The information Gay used was contained in an October 2009 management report which was not disclosed to the market.

When Gunns subsequently announced a 98 per cent deterioration in half yearly earnings in February 2010, its price plummeted from 88c to 68.5c.

In preliminary proceedings, witnesses told the court Gay was selling the shares in order to get his affairs in order after he was diagnosed with prostate cancer.

He held onto another eight million shares, the court was told.

The timber company collapsed into administration in September last year owing around $3 billion. Gay, regarded by some as the simple sawmiller made good, is credited with building Gunns into an empire.

But that was before it struck trouble when woodchip prices collapsed and a partner could not be found to fund its proposed $2.3 billion Tamar Valley pulp mill.
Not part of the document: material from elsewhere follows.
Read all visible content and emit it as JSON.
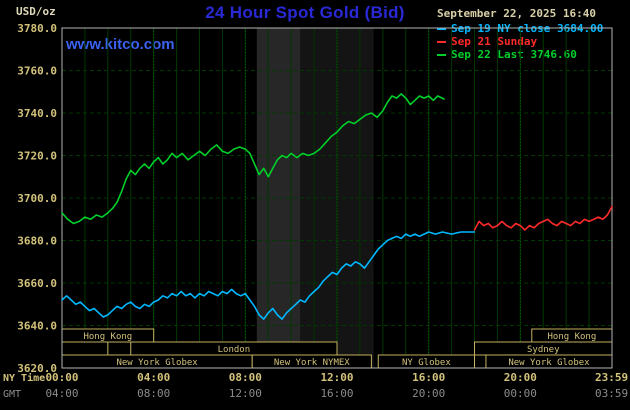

He resigned as chairman in 2010 as the company looked to build a "social licence" by getting out of native forest logging.

When charged in November 2011, he was considered the most senior Australian executive to have been accused of insider trading. The crime currently carries a maximum penalty of 10 years in jail or a $765,000 fine.

Gay left the Launceston court on Monday without comment.

ASIC is also yet to comment.

He will be back for sentencing submissions on August 14.